O'Hare was shot and killed on November 8, 1939, while driving his 1939 Lincoln-Zephyr coupe in Chicago. When he left his office at Sportsman's Park racetrack in Cicero, Illinois, in the afternoon, he was reportedly carrying a cleaned and oiled Spanish-made .32-caliber semi-automatic pistol, something unusual for him.

Two shotgun-wielding gunmen in a dark sedan drove alongside O'Hare as he approached the intersection of Ogden Avenue and Rockwell Street.

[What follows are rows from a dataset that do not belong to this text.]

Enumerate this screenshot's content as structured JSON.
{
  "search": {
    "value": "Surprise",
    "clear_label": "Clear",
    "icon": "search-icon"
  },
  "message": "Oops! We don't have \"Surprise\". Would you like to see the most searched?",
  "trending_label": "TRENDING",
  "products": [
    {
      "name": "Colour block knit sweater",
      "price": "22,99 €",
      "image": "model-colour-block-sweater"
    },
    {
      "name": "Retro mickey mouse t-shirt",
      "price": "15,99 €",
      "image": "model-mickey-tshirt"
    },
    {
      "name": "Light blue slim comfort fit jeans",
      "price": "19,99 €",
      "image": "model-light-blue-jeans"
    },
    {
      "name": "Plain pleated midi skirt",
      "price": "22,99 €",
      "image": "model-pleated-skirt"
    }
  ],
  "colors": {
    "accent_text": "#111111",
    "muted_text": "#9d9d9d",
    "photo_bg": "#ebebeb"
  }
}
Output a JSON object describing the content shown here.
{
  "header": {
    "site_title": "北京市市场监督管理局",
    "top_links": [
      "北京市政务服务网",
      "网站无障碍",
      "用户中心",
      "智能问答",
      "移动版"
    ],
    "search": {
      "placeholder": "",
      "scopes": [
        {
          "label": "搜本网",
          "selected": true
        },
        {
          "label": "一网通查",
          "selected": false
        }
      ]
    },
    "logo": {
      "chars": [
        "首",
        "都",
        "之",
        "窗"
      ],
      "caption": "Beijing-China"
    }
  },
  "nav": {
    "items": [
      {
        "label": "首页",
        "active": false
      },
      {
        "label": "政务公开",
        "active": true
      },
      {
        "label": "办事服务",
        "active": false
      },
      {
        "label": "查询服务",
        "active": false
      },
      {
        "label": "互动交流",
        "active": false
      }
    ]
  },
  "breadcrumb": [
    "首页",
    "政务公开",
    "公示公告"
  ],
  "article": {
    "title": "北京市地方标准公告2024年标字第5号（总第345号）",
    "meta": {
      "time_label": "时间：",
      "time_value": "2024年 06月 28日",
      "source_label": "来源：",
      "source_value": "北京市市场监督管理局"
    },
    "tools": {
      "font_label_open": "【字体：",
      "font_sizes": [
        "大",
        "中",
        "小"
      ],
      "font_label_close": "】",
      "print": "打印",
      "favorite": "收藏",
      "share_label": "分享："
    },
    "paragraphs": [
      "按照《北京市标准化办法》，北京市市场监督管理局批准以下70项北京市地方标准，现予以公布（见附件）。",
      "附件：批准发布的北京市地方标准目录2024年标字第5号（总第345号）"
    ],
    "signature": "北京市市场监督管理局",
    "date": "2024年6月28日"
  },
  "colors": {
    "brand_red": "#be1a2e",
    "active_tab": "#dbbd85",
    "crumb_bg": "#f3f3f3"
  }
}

Both fired a volley of big-game slugs, killing O'Hare instantly at the age of 46. His Lincoln crashed into a roadside post while the killers continued eastbound on Ogden Ave and were lost in traffic. No arrests were ever made.

In 2010, Chicago Alderman Ed Burke asked the Chicago Police Department Cold Case Squad to re-examine O'Hare's murder in light of a new book, Get Capone, which made allegations about the crime.

==In popular culture==
- In the 2010-2014 HBO series Boardwalk Empire, the character of Mike D'Angelo played by Louis Cancelmi is based on Edward J. O'Hare. In the last season he is shown to be an undercover agent who helped gather evidence to convict Al Capone on Tax evasion.
- The story of 'Easy Eddie', and his son, is mentioned in the "Payback" chapter of the novel Meg: A Novel of Deep Terror, by American author Steve Alten, published 1996.